Design & The City - Beirut Design Week
Few cities inspire as much praise and as much criticism as Beirut. A site of endless beauty and possibility but also a place marked by its disappointments and failures, Beirut is nothing if not a contradiction. This year’s Beirut Design week (BDW) Roundtable Discussions will take Beirut’s many contradictions as serious points of inquiry. Looking at the many ways in which the city, through its services and its built environment, shapes our urban existence, we will ask how design might make Beirut a better, more welcoming place. Exploring topics as diverse as immigration, public services, and education, this year’s edition of BDW Roundtable Discussion asks not what the city is but rather what it could become.
This series is curated by the MENA Design Research Center.
Design For Arrival: refugees, Transitory Populations and Sanctuary Cities
Panelists: Daniel Kerber, Salwa Jabri, Elizabeth Saleh, Mona Fawaz
Cities are destinations. Since at least the 18th century, it has been nearly impossible to imagine the city without also considering urban migration as one of its central concerns. Internal displacement, industrialization, and subsequent wars have historically driven diverse populations into urban centers around the world, as they seek employment, sanctuary, and upward mobility. Today that pattern continues in greater force than ever.
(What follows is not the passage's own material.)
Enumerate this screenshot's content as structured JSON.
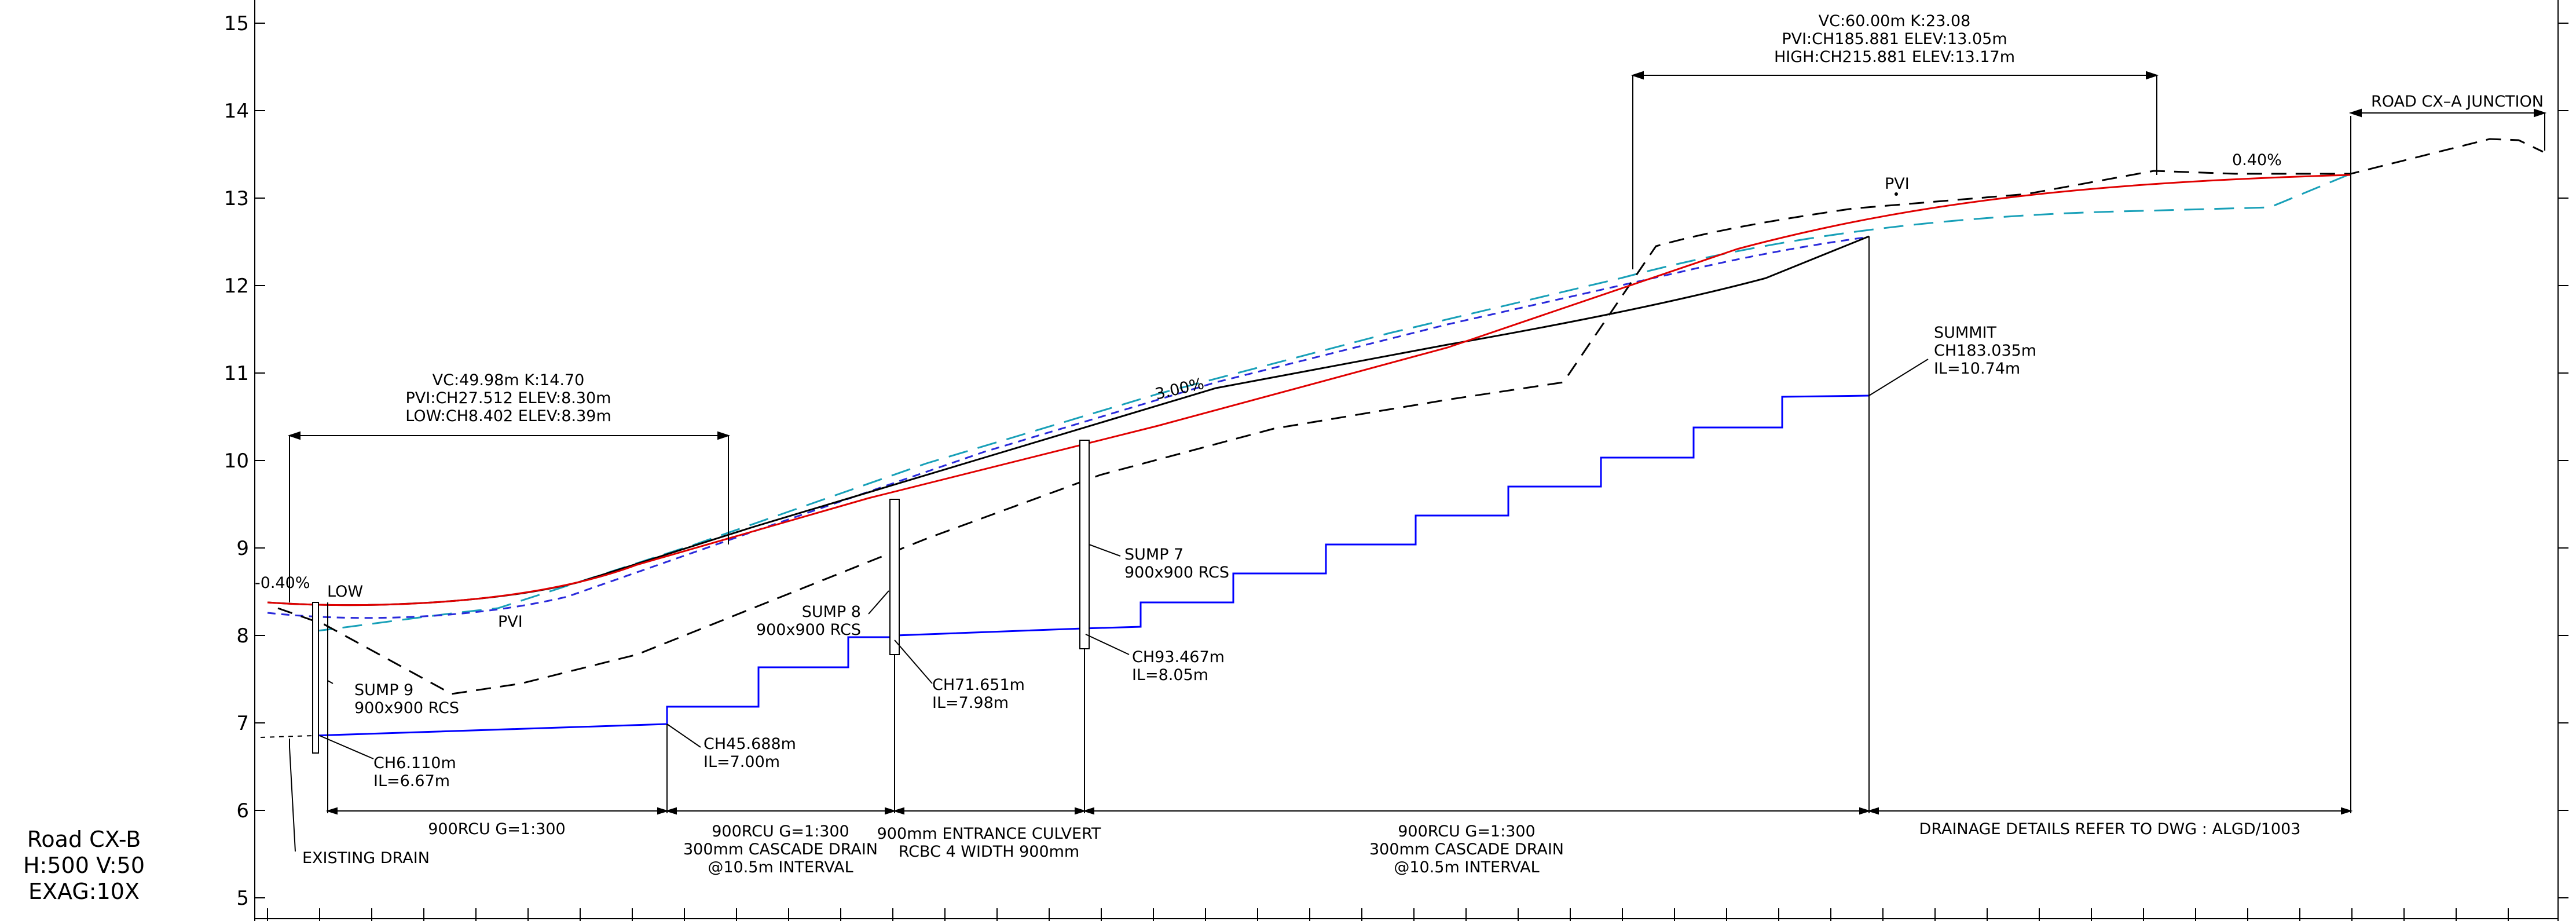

Statistics show that there are currently 65 million people who have been forced from their homes, and over one-third of them are considered refugees. Taking Beirut as a case study, in this panel, we will consider how design can help cities not just react to the crisis of immigration but instead prepare for the arrival of new city-dwellers. We will look at how refugees have been integrated into the city through formal structures and institutions, and propose ways in which new systems, products, and services might develop a culture of inclusivity, wherein refugees, immigrants, and transitory populations are not a burden but rather contribute to their own wellbeing and to the urban environments they inhabit. By addressing the central question of how we can design cities for the arrival of new populations, we will address larger concerns in design history and theory about cultural values, participatory methodologies, and Do-It-Yourself (DIY) infrastructures.